13 November 2013

School Tales

We were discussing the things that we used to get up to at school or "funny" things that happened to us or other kids. Most of my tales are from when we lived in Oldham!

Pigeons

When we were at Chadderton Hall School (we were 8 or 9), we used to keep our bus fare and walk home, stopping at the shop to buy a glass of sarsaparilla (we called sasprilla).

One time we got concerned about a bloke that kept locking up pigeons in a shed on the allotment we crossed on the way to the shop. So we unlocked the door and shooed the pigeons out and made sure it was locked again.

The next day they were all back, sitting in the dirty shed, so we let them all out again. For the next few days it was the same. We'd let them out and the next day the nasty bloke (so we thought) had captured them again.

Then one day we were mid-shoo when a man came up. An angry man... "I know your Dad" he said. And he did. Over his shoulder I saw an angry Dad coming over the allotment. That's how we learned about pigeon lofts and homing pigeons!!

Snow Boy

This tale was earlier in my school days. It used to snow quite a lot in the 60's especially in Oldham. I was at St Matthews Infants in Chadderton and we were all in the playground before school started. At the front the playground was below road level with a wall and a concrete slope stopping it all falling down. The top of the wall was the base for iron railings and was maybe 10 feet above the playground surface. When it snowed it drifted up against the concrete and the wall.
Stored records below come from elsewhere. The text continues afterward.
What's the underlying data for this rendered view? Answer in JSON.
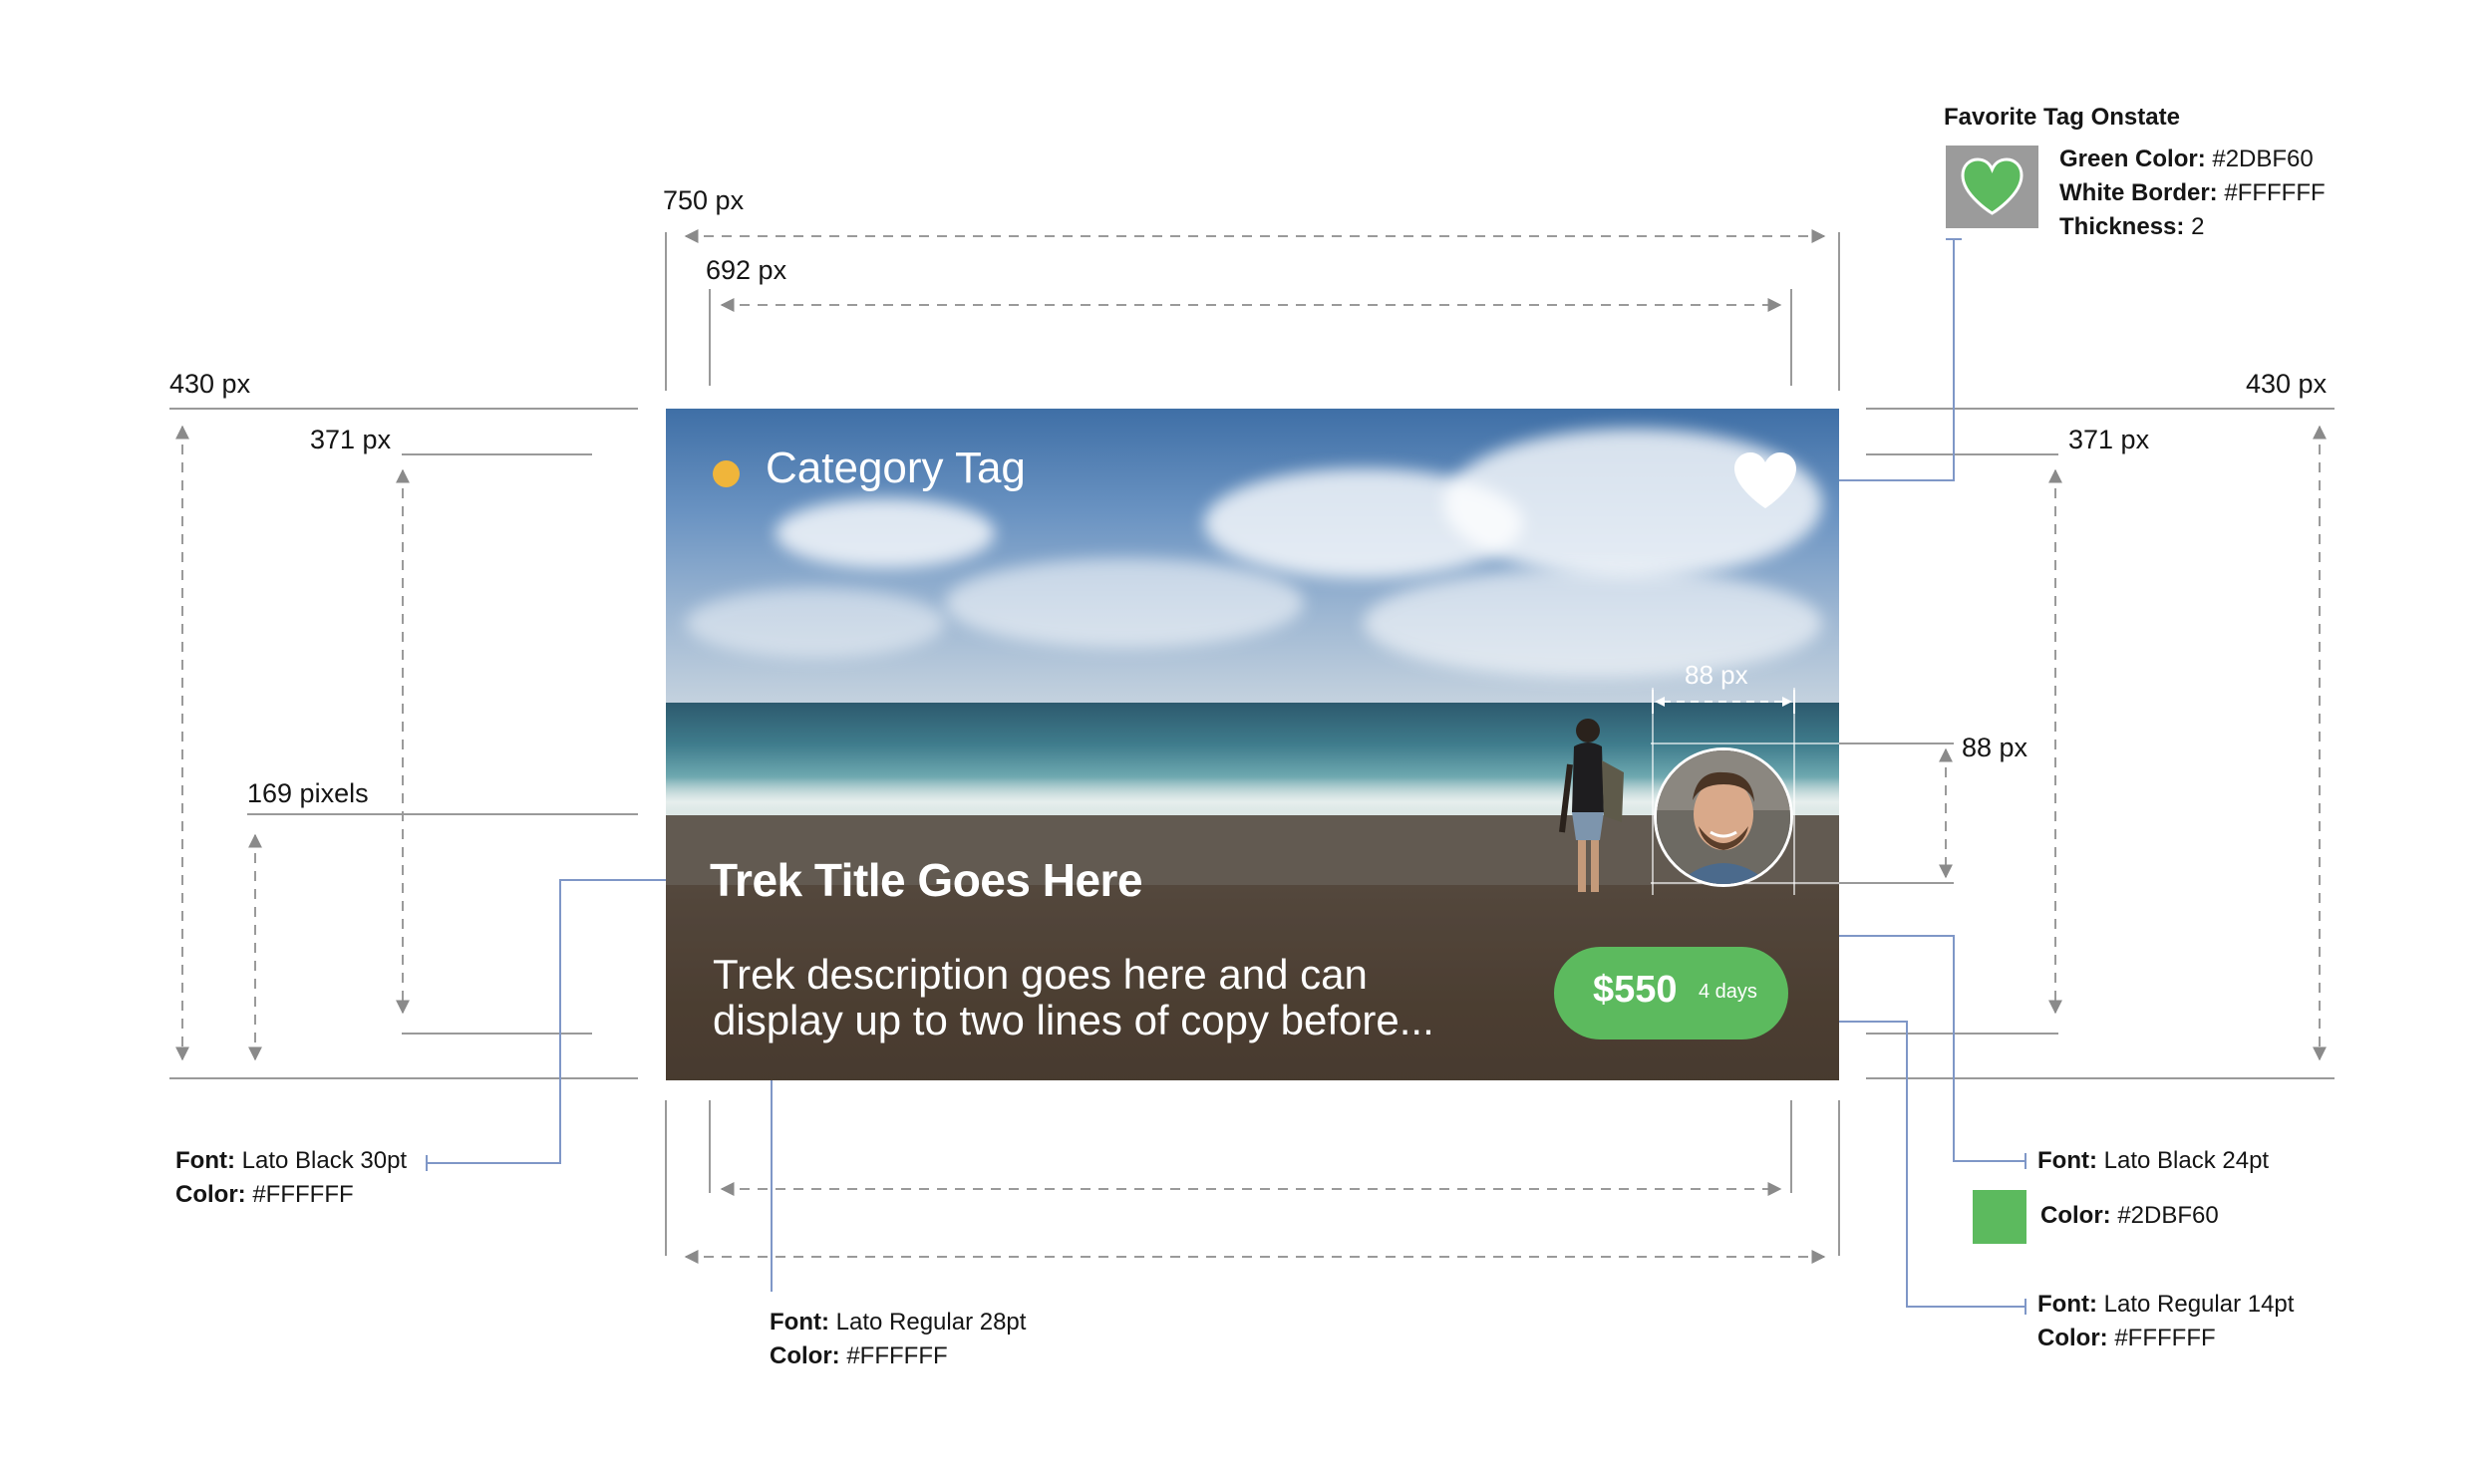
{
  "card": {
    "category_tag": "Category Tag",
    "title": "Trek Title Goes Here",
    "description_line1": "Trek description goes here and can",
    "description_line2": "display up to two lines of copy before...",
    "price": "$550",
    "duration": "4 days",
    "colors": {
      "accent_green": "#5CBA5E",
      "category_dot": "#F0B53A",
      "text": "#FFFFFF"
    },
    "icons": [
      "heart-icon",
      "avatar-photo",
      "category-dot"
    ]
  },
  "dimensions": {
    "total_width": "750 px",
    "content_width": "692 px",
    "left_height": "430 px",
    "left_inner_height": "371 px",
    "left_bottom_height": "169 pixels",
    "right_height": "430 px",
    "right_inner_height": "371 px",
    "avatar_width": "88 px",
    "avatar_height": "88 px"
  },
  "favorite_spec": {
    "heading": "Favorite Tag Onstate",
    "green_key": "Green Color:",
    "green_val": "#2DBF60",
    "border_key": "White Border:",
    "border_val": "#FFFFFF",
    "thickness_key": "Thickness:",
    "thickness_val": "2"
  },
  "title_spec": {
    "font_key": "Font:",
    "font_val": "Lato Black 30pt",
    "color_key": "Color:",
    "color_val": "#FFFFFF"
  },
  "desc_spec": {
    "font_key": "Font:",
    "font_val": "Lato Regular 28pt",
    "color_key": "Color:",
    "color_val": "#FFFFFF"
  },
  "price_spec": {
    "font_key": "Font:",
    "font_val": "Lato Black 24pt",
    "color_key": "Color:",
    "color_val": "#2DBF60",
    "swatch": "#5CBA5E"
  },
  "days_spec": {
    "font_key": "Font:",
    "font_val": "Lato Regular 14pt",
    "color_key": "Color:",
    "color_val": "#FFFFFF"
  }
}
The older kids use to walk along the wall holding onto the railings; shuffling to their right to get along to the other end about 20 yards away. We were watching as one kid after another tried it. Then one kid lost his footing about half way... feet sliding into the snow on the sloping concrete. With a shout his hands slipped and he whooshed down into the snow drift, disappearing from sight. We could hear him shouting for help. How we all laughed.
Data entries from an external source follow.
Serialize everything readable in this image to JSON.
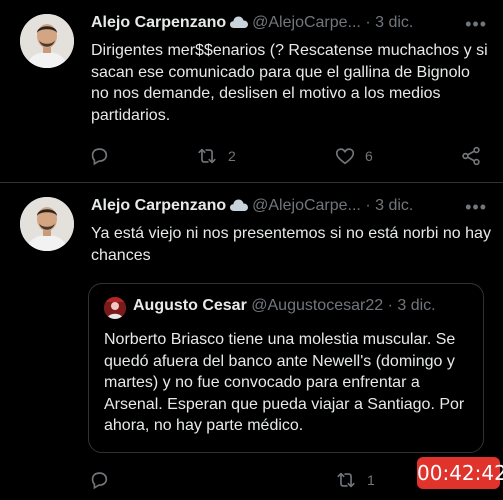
{
  "tweets": [
    {
      "author_name": "Alejo Carpenzano",
      "handle": "@AlejoCarpe...",
      "time": "· 3 dic.",
      "text": "Dirigentes mer$$enarios (? Rescatense muchachos y si sacan ese comunicado para que el gallina de Bignolo no nos demande, deslisen el motivo a los medios partidarios.",
      "retweets": "2",
      "likes": "6"
    },
    {
      "author_name": "Alejo Carpenzano",
      "handle": "@AlejoCarpe...",
      "time": "· 3 dic.",
      "text": "Ya está viejo ni nos presentemos si no está norbi no hay chances",
      "quote": {
        "author_name": "Augusto Cesar",
        "handle": "@Augustocesar22",
        "time": "· 3 dic.",
        "text": "Norberto Briasco tiene una molestia muscular. Se quedó afuera del banco ante Newell's (domingo y martes) y no fue convocado para enfrentar a Arsenal. Esperan que pueda viajar a Santiago. Por ahora, no hay parte médico."
      },
      "retweets": "1"
    }
  ],
  "overlay": {
    "timer": "00:42:42",
    "timer_color": "#e0332c"
  },
  "colors": {
    "background": "#000000",
    "text": "#e7e9ea",
    "muted": "#71767b",
    "border": "#2f3336"
  },
  "icons": [
    "cloud-icon",
    "more-icon",
    "reply-icon",
    "retweet-icon",
    "like-icon",
    "share-icon"
  ]
}
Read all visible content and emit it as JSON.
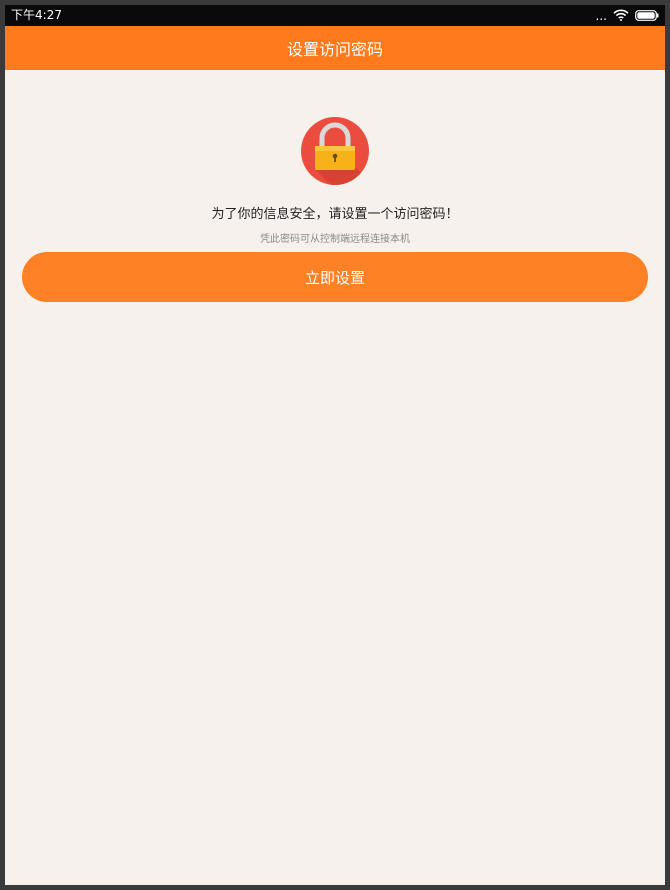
{
  "status_bar": {
    "time": "下午4:27",
    "icons": [
      "more-dots-icon",
      "wifi-icon",
      "battery-icon"
    ],
    "more_dots": "..."
  },
  "app_bar": {
    "title": "设置访问密码"
  },
  "main": {
    "icon": "lock-icon",
    "headline": "为了你的信息安全，请设置一个访问密码！",
    "subline": "凭此密码可从控制端远程连接本机",
    "button_label": "立即设置"
  },
  "colors": {
    "accent": "#ff7a1c",
    "button": "#ff8126",
    "background": "#f6f1ed",
    "lock_circle": "#ea4d3d",
    "lock_body": "#f7b21a"
  }
}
After a while someone went to get the caretaker. The shouting started to get less and less and the laughing stopped about the same time. The caretaker arrived and started to dig through the snow, about 6 feet deep at this point, to get to the kid. Someone had called the ambulance and they arrived and helped the caretaker dig through about ten yards of snow.

Eventually pulling the frozen kid out; blue with cold and unconscious. He was rushed off to hospital. We learned another lesson that day!